Scheduled synchronization from a repository and worker restarts by broadcast
If you run your celery workers in a more traditional environment or for some reason you don't want to rebuild whole images, you can use some central file system available to all workers, where you update the files e.g. syncing a git repository on a schedule or by some trigger. It is important you restart all celery workers so they reload the code. This can be done by remote control.
Dynamic loading of code for every task
For example in omega|ml we provide lambda-style serverless execution of
arbitrary python scripts which are dynamically loaded into the worker process.
To avoid module loading and dependency issues it is important to keep max-tasks-per-child=1 and use the prefork pool. While this adds some overhead it is a tradeoff that we find is easy to manage (in particular we run machine learning tasks and so the little overhead of loading scripts and restarting workers after every task is not an issue)
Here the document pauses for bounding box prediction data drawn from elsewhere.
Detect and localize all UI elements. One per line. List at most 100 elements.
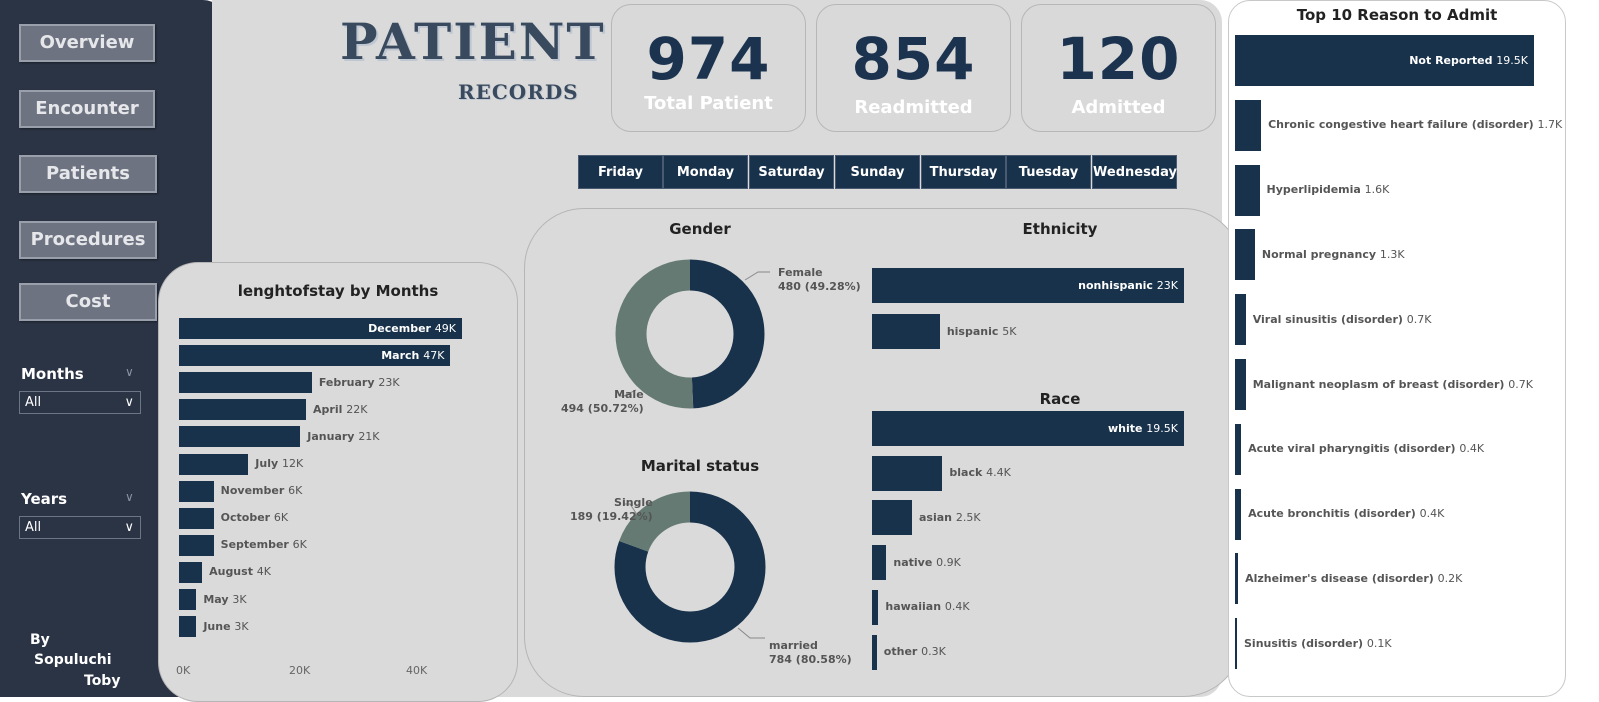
marital-married-leader: [737, 627, 765, 639]
race-bar[interactable]: [872, 634, 877, 670]
race-bar-label: other 0.3K: [883, 645, 946, 658]
day-thursday-button[interactable]: Thursday: [921, 155, 1006, 189]
author-by: By: [30, 632, 50, 648]
kpi-label: Admitted: [1071, 97, 1166, 118]
reasons-bar[interactable]: [1235, 294, 1246, 346]
reasons-bar[interactable]: [1235, 164, 1260, 216]
los-bar-label: March 47K: [381, 348, 445, 362]
los-bar-label: June 3K: [203, 619, 249, 633]
reasons-bar-label: Normal pregnancy 1.3K: [1261, 247, 1405, 261]
chevron-down-icon: ∨: [124, 520, 134, 535]
kpi-value: 120: [1056, 25, 1181, 93]
los-bar[interactable]: [179, 372, 312, 394]
los-bar-label: February 23K: [318, 375, 400, 389]
los-bar[interactable]: [179, 480, 214, 502]
los-bar-label: April 22K: [313, 402, 368, 416]
race-bar-label: hawaiian 0.4K: [885, 600, 970, 614]
reasons-bar-label: Acute viral pharyngitis (disorder) 0.4K: [1248, 442, 1485, 456]
los-bar[interactable]: [179, 616, 197, 638]
years-dropdown-value: All: [25, 520, 42, 535]
kpi-readmitted: 854 Readmitted: [816, 4, 1011, 132]
los-bar-label: September 6K: [220, 538, 307, 552]
gender-female-label: Female 480 (49.28%): [778, 266, 861, 293]
gender-male-label: Male 494 (50.72%): [561, 388, 644, 415]
los-bar-label: July 12K: [255, 457, 304, 470]
page-subtitle: RECORDS: [458, 80, 579, 104]
reasons-bar[interactable]: [1235, 618, 1237, 670]
reasons-bar[interactable]: [1235, 553, 1239, 605]
los-bar-label: November 6K: [220, 484, 303, 498]
gender-chart-title: Gender: [669, 220, 731, 238]
nav-overview-button[interactable]: Overview: [19, 24, 155, 62]
day-sunday-button[interactable]: Sunday: [835, 155, 920, 189]
los-chart-title: lenghtofstay by Months: [237, 282, 439, 300]
kpi-label: Total Patient: [644, 93, 773, 114]
nav-cost-button[interactable]: Cost: [19, 283, 157, 321]
race-bar[interactable]: [872, 455, 943, 491]
nav-patients-button[interactable]: Patients: [19, 155, 157, 193]
day-friday-button[interactable]: Friday: [578, 155, 663, 189]
months-dropdown-value: All: [25, 395, 42, 410]
race-bar-label: white 19.5K: [1107, 421, 1178, 435]
reasons-bar-label: Sinusitis (disorder) 0.1K: [1244, 636, 1392, 650]
reasons-bar-label: Viral sinusitis (disorder) 0.7K: [1252, 312, 1432, 326]
reasons-chart-title: Top 10 Reason to Admit: [1296, 6, 1498, 24]
los-bar-label: December 49K: [368, 321, 456, 335]
reasons-bar[interactable]: [1235, 423, 1242, 475]
los-bar[interactable]: [179, 453, 249, 475]
day-wednesday-button[interactable]: Wednesday: [1092, 155, 1177, 189]
reasons-bar[interactable]: [1235, 99, 1262, 151]
reasons-bar-label: Chronic congestive heart failure (disord…: [1268, 118, 1563, 132]
race-bar-label: asian 2.5K: [919, 510, 981, 524]
nav-procedures-button[interactable]: Procedures: [19, 221, 157, 259]
chevron-down-icon: ∨: [124, 395, 134, 410]
months-dropdown[interactable]: All ∨: [19, 391, 141, 414]
marital-chart-title: Marital status: [640, 457, 760, 475]
race-bar[interactable]: [872, 545, 887, 581]
marital-single-label: Single 189 (19.42%): [570, 496, 653, 523]
nav-encounter-button[interactable]: Encounter: [19, 90, 155, 128]
reasons-bar[interactable]: [1235, 229, 1255, 281]
ethnicity-bar-label: hispanic 5K: [946, 324, 1017, 338]
day-tuesday-button[interactable]: Tuesday: [1006, 155, 1091, 189]
reasons-panel: [1228, 0, 1566, 697]
years-slicer-title: Years: [21, 490, 68, 508]
ethnicity-bar-label: nonhispanic 23K: [1078, 278, 1178, 292]
author-first-name: Sopuluchi: [34, 652, 112, 668]
ethnicity-chart-title: Ethnicity: [1022, 220, 1098, 238]
reasons-bar-label: Alzheimer's disease (disorder) 0.2K: [1245, 571, 1463, 585]
los-x-tick-20: 20K: [289, 664, 311, 677]
reasons-bar-label: Not Reported 19.5K: [1409, 53, 1528, 67]
reasons-bar-label: Acute bronchitis (disorder) 0.4K: [1248, 507, 1445, 521]
los-bar[interactable]: [179, 399, 307, 421]
reasons-bar-label: Malignant neoplasm of breast (disorder) …: [1252, 377, 1533, 391]
los-x-tick-0: 0K: [176, 664, 191, 677]
reasons-bar-label: Hyperlipidemia 1.6K: [1266, 183, 1390, 197]
race-bar[interactable]: [872, 500, 912, 536]
page-title: PATIENT: [340, 12, 606, 71]
los-bar[interactable]: [179, 507, 214, 529]
los-bar-label: May 3K: [203, 592, 247, 606]
ethnicity-bar[interactable]: [872, 314, 940, 349]
los-bar[interactable]: [179, 534, 214, 556]
chevron-down-icon[interactable]: ∨: [125, 490, 134, 504]
reasons-bar[interactable]: [1235, 359, 1246, 410]
race-bar[interactable]: [872, 589, 879, 625]
los-bar[interactable]: [179, 589, 197, 610]
los-bar-label: January 21K: [307, 429, 380, 443]
reasons-bar[interactable]: [1235, 488, 1242, 540]
los-bar-label: October 6K: [220, 511, 289, 525]
kpi-admitted: 120 Admitted: [1021, 4, 1216, 132]
los-bar-label: August 4K: [209, 565, 271, 579]
race-chart-title: Race: [1039, 390, 1081, 408]
los-bar[interactable]: [179, 561, 203, 583]
los-bar[interactable]: [179, 426, 301, 448]
author-last-name: Toby: [84, 673, 121, 689]
los-x-tick-40: 40K: [406, 664, 428, 677]
race-bar-label: black 4.4K: [949, 466, 1011, 480]
kpi-label: Readmitted: [854, 97, 973, 118]
day-saturday-button[interactable]: Saturday: [749, 155, 834, 189]
years-dropdown[interactable]: All ∨: [19, 516, 141, 539]
chevron-down-icon[interactable]: ∨: [125, 365, 134, 379]
day-monday-button[interactable]: Monday: [663, 155, 748, 189]
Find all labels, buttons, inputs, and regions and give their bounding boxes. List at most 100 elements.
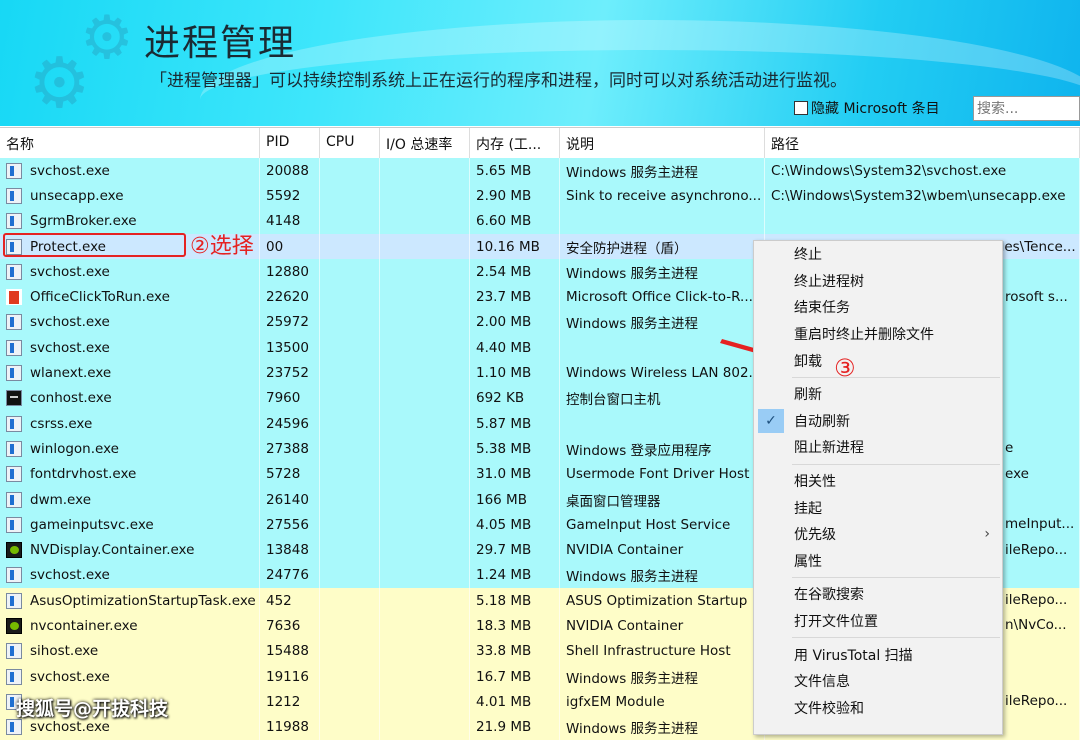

Using -Ofair in celery worker as argument disable prefetching in workers even if have set PREFETCH_LIMIT=8 or so?
-O fair stops workers from prefetching tasks unless there is an idle process. However there is a quirk with rate limits which I recently stumbled upon. In practice I have not experienced a problem with neither prefetching nor rate limiting, however as with any distributed system it pays of to think about the effects of the asynchronous nature of execution (this is not particular to Celery but applies to all such such systems).
IMPORTANT: Does rabbitmq broker assign the task to the workers or do workers pull the task from the broker?
Rabbitmq does not know of the workers (nor do any of the other broker supported by celery) - they just maintain a queue of messages. That is, it is the workers that pull tasks from the broker.
A concern that may come up with this is what if my worker crashes while executing tasks. There are several aspects to this: There is a distinction between a worker and the worker processes. The worker is the single task started to consume tasks from the broker, it does not execute any of the task code. The task code is executed by one of the worker processes. When using the prefork pool (which is the default) a failed worker process is simply restarted without affecting the worker as a whole or other worker processes.
Does it make sense to have more than one celery worker (with as many subprocesses as number of cores) in a system? I see few people run multiple celery workers in a single system.
That depends on the scale and type of workload you need to run. In general CPU bound tasks should be run on workers with a concurrency setting that doesn't exceed the number of cores. If you need to process more of these tasks than you have cores, run multiple workers to scale out. Note if your CPU bound task uses more than one core at a time (e.g. as is often the case in machine learning workloads/numerical processing) it is the total number of cores used per task, not the total number of tasks run concurrently that should inform your decision.
To add to the previous question, whats the performance difference between the two scenarios: single worker (8 cores) in a system or two workers (with concurrency 4)
Hard to say in general, best to run some tests. For example if 4 concurrently run tasks use all the memory on a single node, adding another worker will not help. If however you have two queues e.g. with different rates of arrival (say one for low frequency but high-priority execution, another for high frequency but low-priority) both of which can be run concurrently on the same node without concern for CPU or memory, a single node will do.